FORT DE SOTO — The waters of the Gulf of Mexico aren’t crystal clear every day at Fort De Soto, but they are among the cleanest in the nation.
Pinellas County’s unspoiled barrier island park is one of three Florida beaches that have exceeded national standards for pollutants for five years running.
Two other southern Gulf beaches, Bowman’s Beach in Sanibel and Coquina Beach South in Longboat Key, also made the list of 35 superstar beaches named by the Natural Resources Defense Council environmental group.
As a state last year, Florida ranked 13 out of 30 states with recreational beaches, with 10 percent of all water samples exceeding safety levels set by the Environmental Protection Agency.
Officials at Fort De Soto offered a humble explanation for their pristine waters.

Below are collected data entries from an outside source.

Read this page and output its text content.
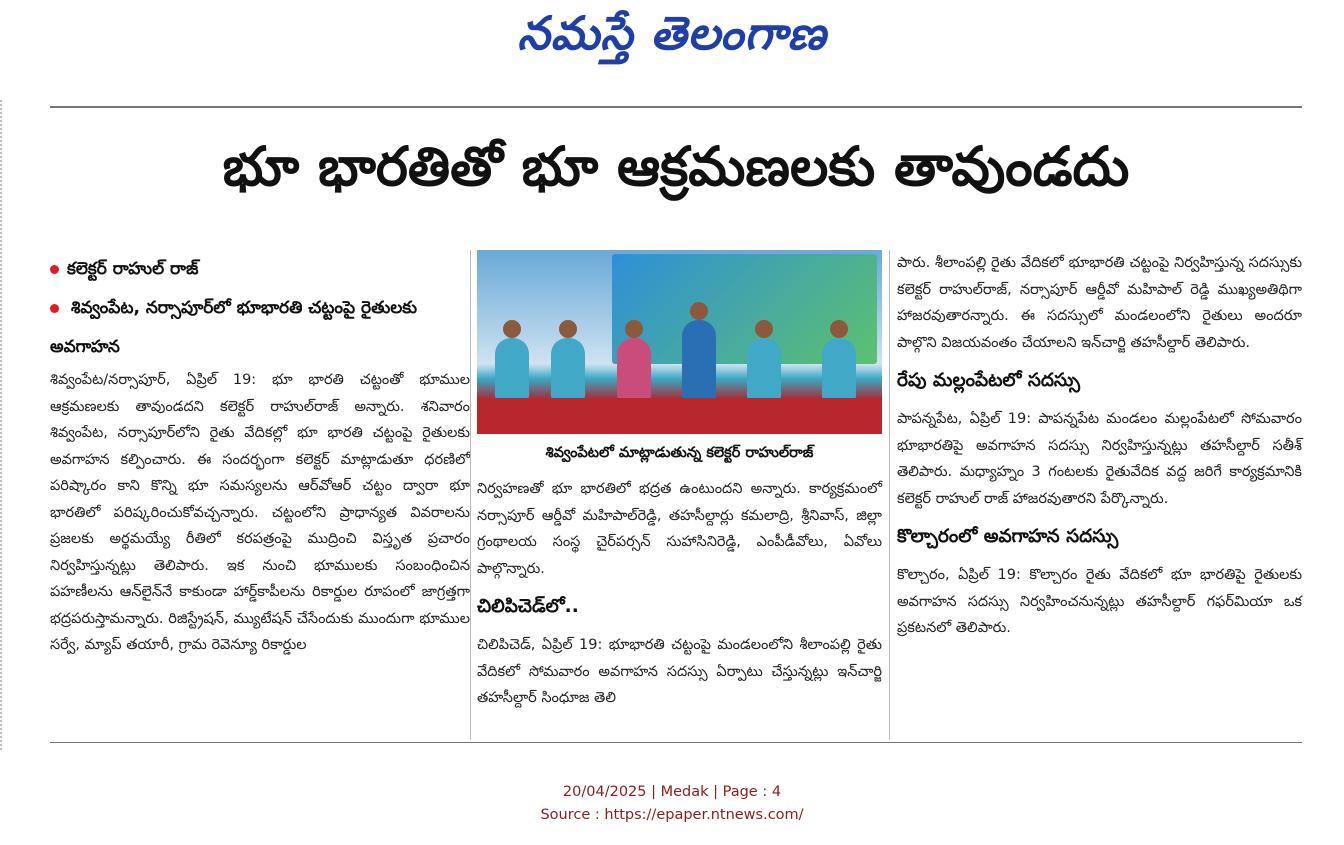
నమస్తే తెలంగాణ
భూ భారతితో భూ ఆక్రమణలకు తావుండదు
కలెక్టర్ రాహుల్ రాజ్
శివ్వంపేట, నర్సాపూర్‌లో భూభారతి చట్టంపై రైతులకు అవగాహన
శివ్వంపేట/నర్సాపూర్, ఏప్రిల్ 19: భూ భారతి చట్టంతో భూముల ఆక్రమణలకు తావుండదని కలెక్టర్ రాహుల్‌రాజ్ అన్నారు. శనివారం శివ్వంపేట, నర్సాపూర్‌లోని రైతు వేదికల్లో భూ భారతి చట్టంపై రైతులకు అవగాహన కల్పించారు. ఈ సందర్భంగా కలెక్టర్ మాట్లాడుతూ ధరణిలో పరిష్కారం కాని కొన్ని భూ సమస్యలను ఆర్‌వోఆర్ చట్టం ద్వారా భూ భారతిలో పరిష్కరించుకోవచ్చన్నారు. చట్టంలోని ప్రాధాన్యత వివరాలను ప్రజలకు అర్థమయ్యే రీతిలో కరపత్రంపై ముద్రించి విస్తృత ప్రచారం నిర్వహిస్తున్నట్లు తెలిపారు. ఇక నుంచి భూములకు సంబంధించిన పహణీలను ఆన్‌లైన్‌నే కాకుండా హార్డ్‌కాపీలను రికార్డుల రూపంలో జాగ్రత్తగా భద్రపరుస్తామన్నారు. రిజిస్ట్రేషన్, మ్యుటేషన్ చేసేందుకు ముందుగా భూముల సర్వే, మ్యాప్ తయారీ, గ్రామ రెవెన్యూ రికార్డుల
శివ్వంపేటలో మాట్లాడుతున్న కలెక్టర్ రాహుల్‌రాజ్
నిర్వహణతో భూ భారతిలో భద్రత ఉంటుందని అన్నారు. కార్యక్రమంలో నర్సాపూర్ ఆర్డీవో మహిపాల్‌రెడ్డి, తహసీల్దార్లు కమలాద్రి, శ్రీనివాస్, జిల్లా గ్రంథాలయ సంస్థ చైర్‌పర్సన్ సుహాసినిరెడ్డి, ఎంపీడీవోలు, ఏవోలు పాల్గొన్నారు.
చిలిపిచెడ్‌లో..
చిలిపిచెడ్, ఏప్రిల్ 19: భూభారతి చట్టంపై మండలంలోని శీలాంపల్లి రైతు వేదికలో సోమవారం అవగాహన సదస్సు ఏర్పాటు చేస్తున్నట్లు ఇన్‌చార్జి తహసీల్దార్ సింధూజ తెలి
పారు. శీలాంపల్లి రైతు వేదికలో భూభారతి చట్టంపై నిర్వహిస్తున్న సదస్సుకు కలెక్టర్ రాహుల్‌రాజ్, నర్సాపూర్ ఆర్డీవో మహిపాల్ రెడ్డి ముఖ్యఅతిథిగా హాజరవుతారన్నారు. ఈ సదస్సులో మండలంలోని రైతులు అందరూ పాల్గొని విజయవంతం చేయాలని ఇన్‌చార్జి తహసీల్దార్ తెలిపారు.
రేపు మల్లంపేటలో సదస్సు
పాపన్నపేట, ఏప్రిల్ 19: పాపన్నపేట మండలం మల్లంపేటలో సోమవారం భూభారతిపై అవగాహన సదస్సు నిర్వహిస్తున్నట్లు తహసీల్దార్ సతీశ్ తెలిపారు. మధ్యాహ్నం 3 గంటలకు రైతువేదిక వద్ద జరిగే కార్యక్రమానికి కలెక్టర్ రాహుల్ రాజ్ హాజరవుతారని పేర్కొన్నారు.
కొల్చారంలో అవగాహన సదస్సు
కొల్చారం, ఏప్రిల్ 19: కొల్చారం రైతు వేదికలో భూ భారతిపై రైతులకు అవగాహన సదస్సు నిర్వహించనున్నట్లు తహసీల్దార్ గఫర్‌మియా ఒక ప్రకటనలో తెలిపారు.
20/04/2025 | Medak | Page : 4
Source : https://epaper.ntnews.com/
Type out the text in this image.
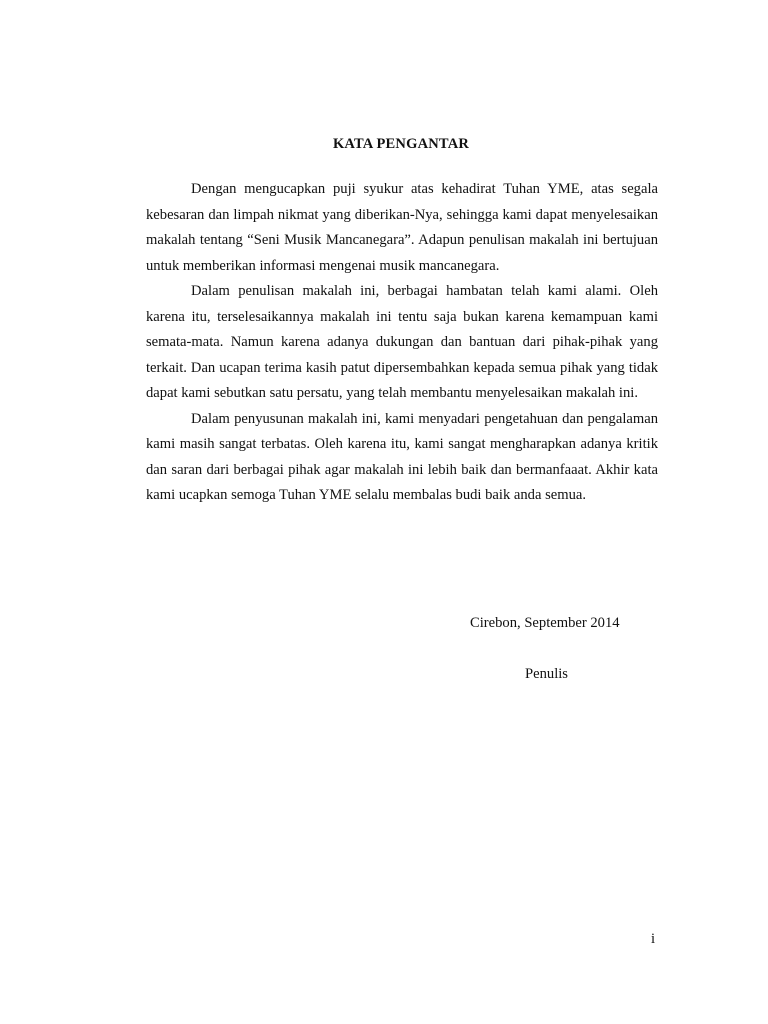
KATA PENGANTAR

Dengan mengucapkan puji syukur atas kehadirat Tuhan YME, atas segala kebesaran dan limpah nikmat yang diberikan-Nya, sehingga kami dapat menyelesaikan makalah tentang “Seni Musik Mancanegara”. Adapun penulisan makalah ini bertujuan untuk memberikan informasi mengenai musik mancanegara.

Dalam penulisan makalah ini, berbagai hambatan telah kami alami. Oleh karena itu, terselesaikannya makalah ini tentu saja bukan karena kemampuan kami semata-mata. Namun karena adanya dukungan dan bantuan dari pihak-pihak yang terkait. Dan ucapan terima kasih patut dipersembahkan kepada semua pihak yang tidak dapat kami sebutkan satu persatu, yang telah membantu menyelesaikan makalah ini.

Dalam penyusunan makalah ini, kami menyadari pengetahuan dan pengalaman kami masih sangat terbatas. Oleh karena itu, kami sangat mengharapkan adanya kritik dan saran dari berbagai pihak agar makalah ini lebih baik dan bermanfaaat. Akhir kata kami ucapkan semoga Tuhan YME selalu membalas budi baik anda semua.

Cirebon, September 2014
Penulis
i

“Most of it is just a natural phenomenon. Because we’re on the corner of the Gulf and Tampa Bay, we get a lot of tidal action out here,” Chief Ranger Michael Agliano said.
That tidal action tends to flush out pollutants that may be discharged elsewhere in the Bay, meaning the waters surrounding the island don’t hold on to the harmful bacteria that forces beach closures in some places.
“We’ve never been closed because of water contaminants,” Agliano said.
Lakes, on the other hand, often have nowhere to expel these contaminants, which explains why many of the 17 beaches named “repeat offenders” on the council’s annual report are in landlocked states such as Ohio and Indiana.
None of Florida’s 636 reported coastal beaches made that list, though 80 that were monitored had unsafe bacteria levels.
In Tampa, bayside beaches such as Ben T. Davis North fared poorly, with 25 percent of all 2013 samples exceeding safe limits.
Beaches along the Gulf that took samples mostly had low levels.
About 10 percent of 3,500 beaches in the survey fell short of stricter water quality standards rolled out by the EPA last year.
“The higher failure rates actually indicate that water quality nationwide in 2013 was essentially stagnant,” the council’s senior attorney, Jon Devine, said in a statement.
The council used the annual beach report as a platform to advocate for the Clean Water Protection Rule, which would restore tight environmental restrictions on streams and wetlands.